The Chinese Dragon's Tongues I grew last year and am again this year are wonderful. They are easily dried on a low oven heat. They look great in a big jar and are easily crumbled into any dish, lifting it without dominating it.


 Sealwife 19 Mar 2022
In reply to veteye:

> So hyperboreanically, does it get worse in Orkney and Shetland?
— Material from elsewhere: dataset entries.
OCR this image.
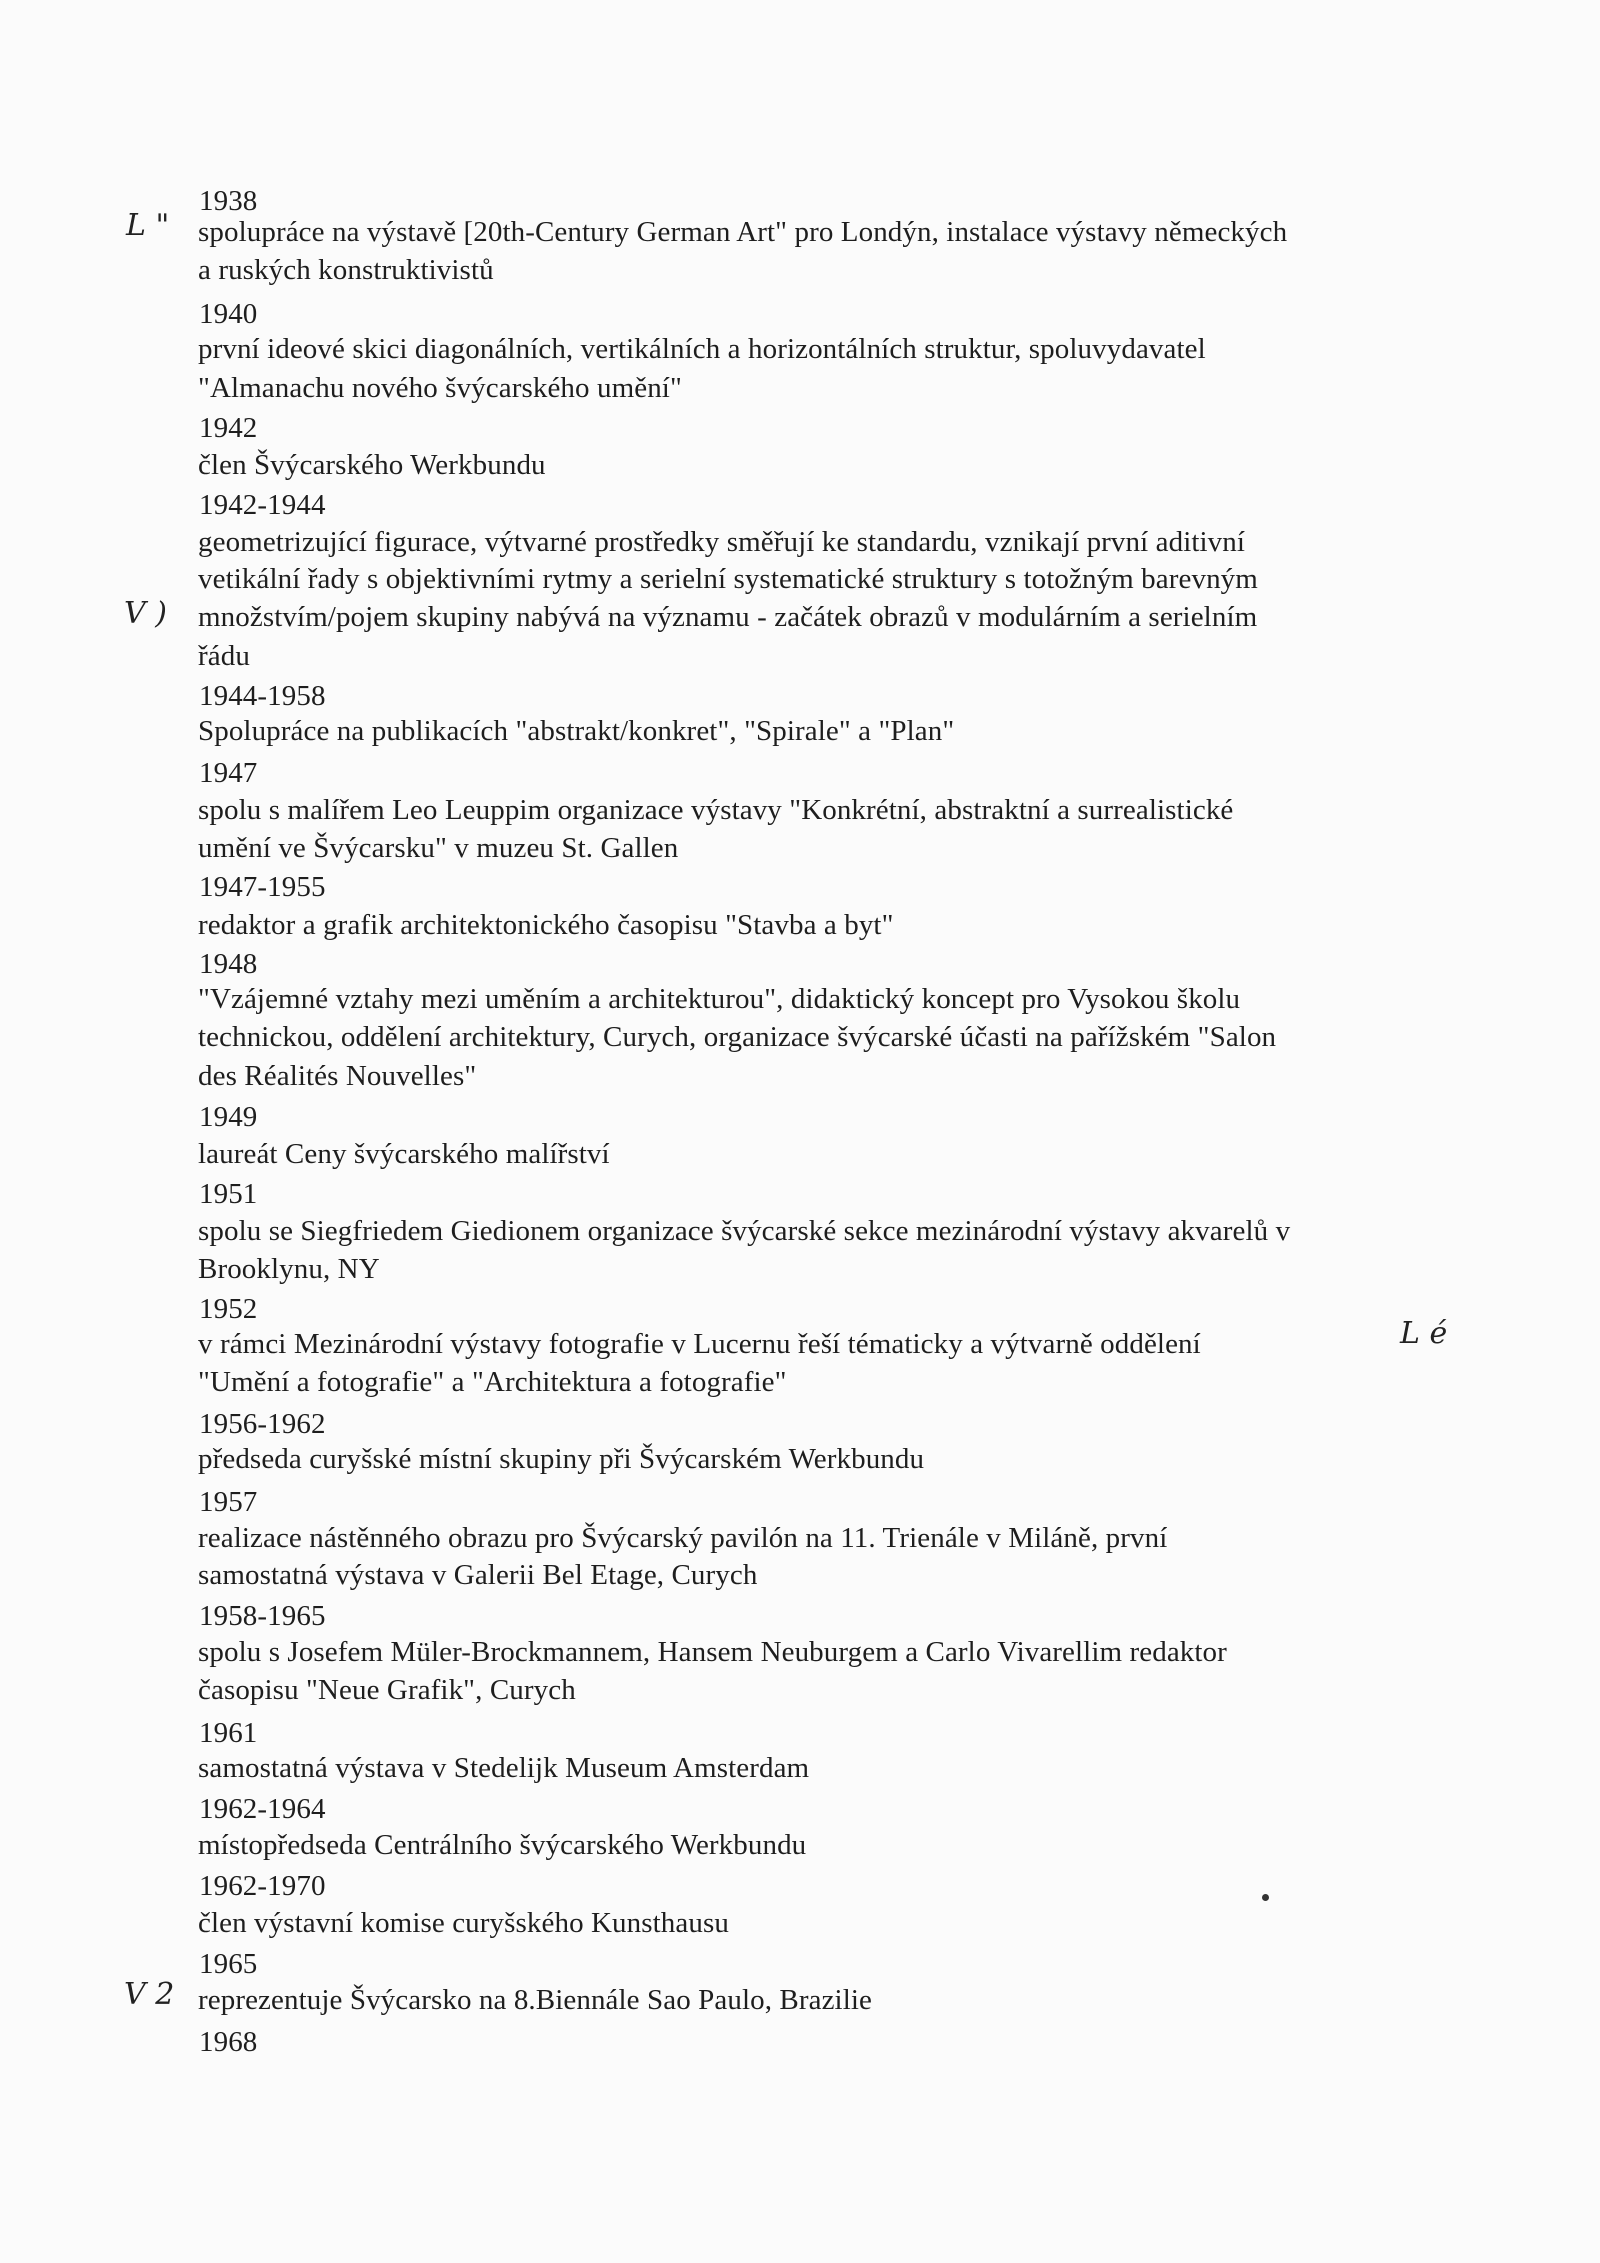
1938
spolupráce na výstavě [20th-Century German Art" pro Londýn, instalace výstavy německých
a ruských konstruktivistů
1940
první ideové skici diagonálních, vertikálních a horizontálních struktur, spoluvydavatel
"Almanachu nového švýcarského umění"
1942
člen Švýcarského Werkbundu
1942-1944
geometrizující figurace, výtvarné prostředky směřují ke standardu, vznikají první aditivní
vetikální řady s objektivními rytmy a serielní systematické struktury s totožným barevným
množstvím/pojem skupiny nabývá na významu - začátek obrazů v modulárním a serielním
řádu
1944-1958
Spolupráce na publikacích "abstrakt/konkret", "Spirale" a "Plan"
1947
spolu s malířem Leo Leuppim organizace výstavy "Konkrétní, abstraktní a surrealistické
umění ve Švýcarsku" v muzeu St. Gallen
1947-1955
redaktor a grafik architektonického časopisu "Stavba a byt"
1948
"Vzájemné vztahy mezi uměním a architekturou", didaktický koncept pro Vysokou školu
technickou, oddělení architektury, Curych, organizace švýcarské účasti na pařížském "Salon
des Réalités Nouvelles"
1949
laureát Ceny švýcarského malířství
1951
spolu se Siegfriedem Giedionem organizace švýcarské sekce mezinárodní výstavy akvarelů v
Brooklynu, NY
1952
v rámci Mezinárodní výstavy fotografie v Lucernu řeší tématicky a výtvarně oddělení
"Umění a fotografie" a "Architektura a fotografie"
1956-1962
předseda curyšské místní skupiny při Švýcarském Werkbundu
1957
realizace nástěnného obrazu pro Švýcarský pavilón na 11. Trienále v Miláně, první
samostatná výstava v Galerii Bel Etage, Curych
1958-1965
spolu s Josefem Müler-Brockmannem, Hansem Neuburgem a Carlo Vivarellim redaktor
časopisu "Neue Grafik", Curych
1961
samostatná výstava v Stedelijk Museum Amsterdam
1962-1964
místopředseda Centrálního švýcarského Werkbundu
1962-1970
člen výstavní komise curyšského Kunsthausu
1965
reprezentuje Švýcarsko na 8.Biennále Sao Paulo, Brazilie
1968
L "
V )
L é
V 2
Or does Indian food just die out?

Yes, it does get worse.  

 Billy the fish 19 Mar 2022
In reply to broken spectre:

> Out of interest, has anyone here tried a Phaal?

I've had a couple of them.  A candle only burns at one end.

OP veteye 19 Mar 2022
In reply to mbh:

I agree that too hot can be totally detrimental to the taste experience: But certain "Indian" meals give me a better experience w a little more bite to them than is found in some restaurants.

It depends on where the balance is for you, between adding a little more from the spice generator, and blowing your good experience away with misery and burning discomfort. The heat is not just about the taste, it adds another dimension, which is slightly out of phase with the taste. In fact it is temporally as well, as the receptors for this, seem to be wired up by slower neurons to the brain.